Executive buy-in essential to DevOps at scale
Sometimes agile enthusiasm first bubbles up into the larger organization from individual teams, and higher management then gets on board. But DevOps at scale is most often successful when business leaders become early advocates. They then explain to customers the new level of involvement and commitment to their needs.
"The ops folks, being invited for the first time to discussions like this, were able to speak up about the implications for other projects, things the dev teams weren’t aware of. " — Steve Mayner, SAFe Agile, Inc.
“In one case we saw, the leadership understood the challenges they had been facing historically,” says Mayner. They recognized that this new approach, involving SAFe and DevOps, required new thinking if they wanted a better outcome. So management carved out the time required for the overhead and training. "It was hard to get people all together in the same room, at the same time, to talk about what they want to accomplish in the release train over the next three months,” he says.
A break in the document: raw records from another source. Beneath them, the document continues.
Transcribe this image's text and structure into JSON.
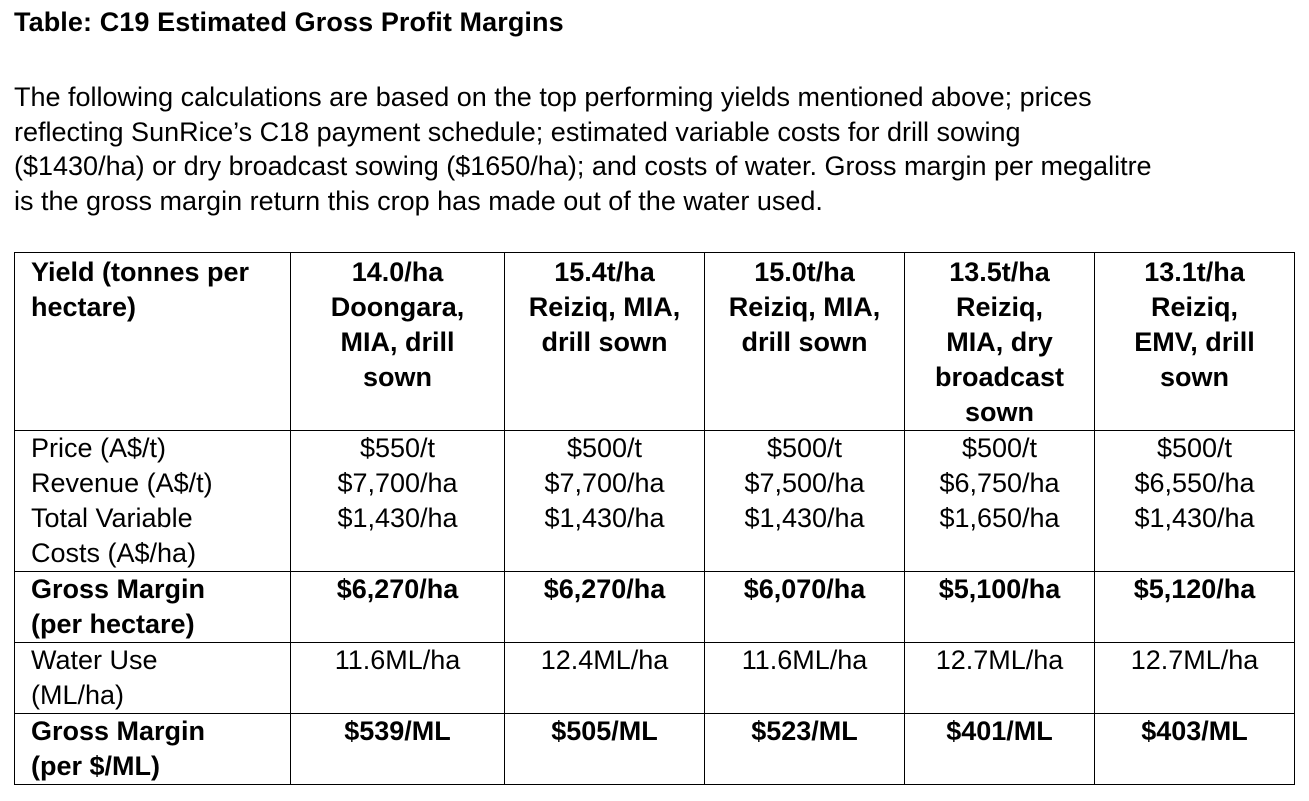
{
  "title": "Table: C19 Estimated Gross Profit Margins",
  "intro_lines": [
    "The following calculations are based on the top performing yields mentioned above; prices",
    "reflecting SunRice’s C18 payment schedule; estimated variable costs for drill sowing",
    "($1430/ha) or dry broadcast sowing ($1650/ha); and costs of water. Gross margin per megalitre",
    "is the gross margin return this crop has made out of the water used."
  ],
  "table": {
    "header_label": "Yield (tonnes per hectare)",
    "columns": [
      "14.0/ha Doongara, MIA, drill sown",
      "15.4t/ha Reiziq, MIA, drill sown",
      "15.0t/ha Reiziq, MIA, drill sown",
      "13.5t/ha Reiziq, MIA, dry broadcast sown",
      "13.1t/ha Reiziq, EMV, drill sown"
    ],
    "rows": {
      "price": {
        "label": "Price (A$/t)",
        "values": [
          "$550/t",
          "$500/t",
          "$500/t",
          "$500/t",
          "$500/t"
        ]
      },
      "revenue": {
        "label": "Revenue (A$/t)",
        "values": [
          "$7,700/ha",
          "$7,700/ha",
          "$7,500/ha",
          "$6,750/ha",
          "$6,550/ha"
        ]
      },
      "tvc": {
        "label": "Total Variable Costs (A$/ha)",
        "values": [
          "$1,430/ha",
          "$1,430/ha",
          "$1,430/ha",
          "$1,650/ha",
          "$1,430/ha"
        ]
      },
      "gm_ha": {
        "label": "Gross Margin (per hectare)",
        "values": [
          "$6,270/ha",
          "$6,270/ha",
          "$6,070/ha",
          "$5,100/ha",
          "$5,120/ha"
        ]
      },
      "water": {
        "label": "Water Use (ML/ha)",
        "values": [
          "11.6ML/ha",
          "12.4ML/ha",
          "11.6ML/ha",
          "12.7ML/ha",
          "12.7ML/ha"
        ]
      },
      "gm_ml": {
        "label": "Gross Margin (per $/ML)",
        "values": [
          "$539/ML",
          "$505/ML",
          "$523/ML",
          "$401/ML",
          "$403/ML"
        ]
      }
    }
  }
}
New meetings, new breakthroughs
As the customer-facing teams, including leadership, worked to help customers understand how progress happens in two-week sprints, the dev and ops teams at the company worked to better understand each other. Teams that had never worked together held collective breakout sessions to discuss the vision, priorities, and key deliverables.
“That included how they would decompose those features, and figure out what they could accomplish in each sprint,” says Mayner. It was in those team breakouts where the ops folks, being invited for the first time to discussions like this, were able to speak up about the implications for other projects regarding infrastructure and security— challenges about which the dev teams were unaware.
Face-to-face interaction between individuals, which is a core agile concept, make people realize they’re not just a member of a silo but part of a larger, integrated train. "This is when the breakthroughs happen,” Mayner says.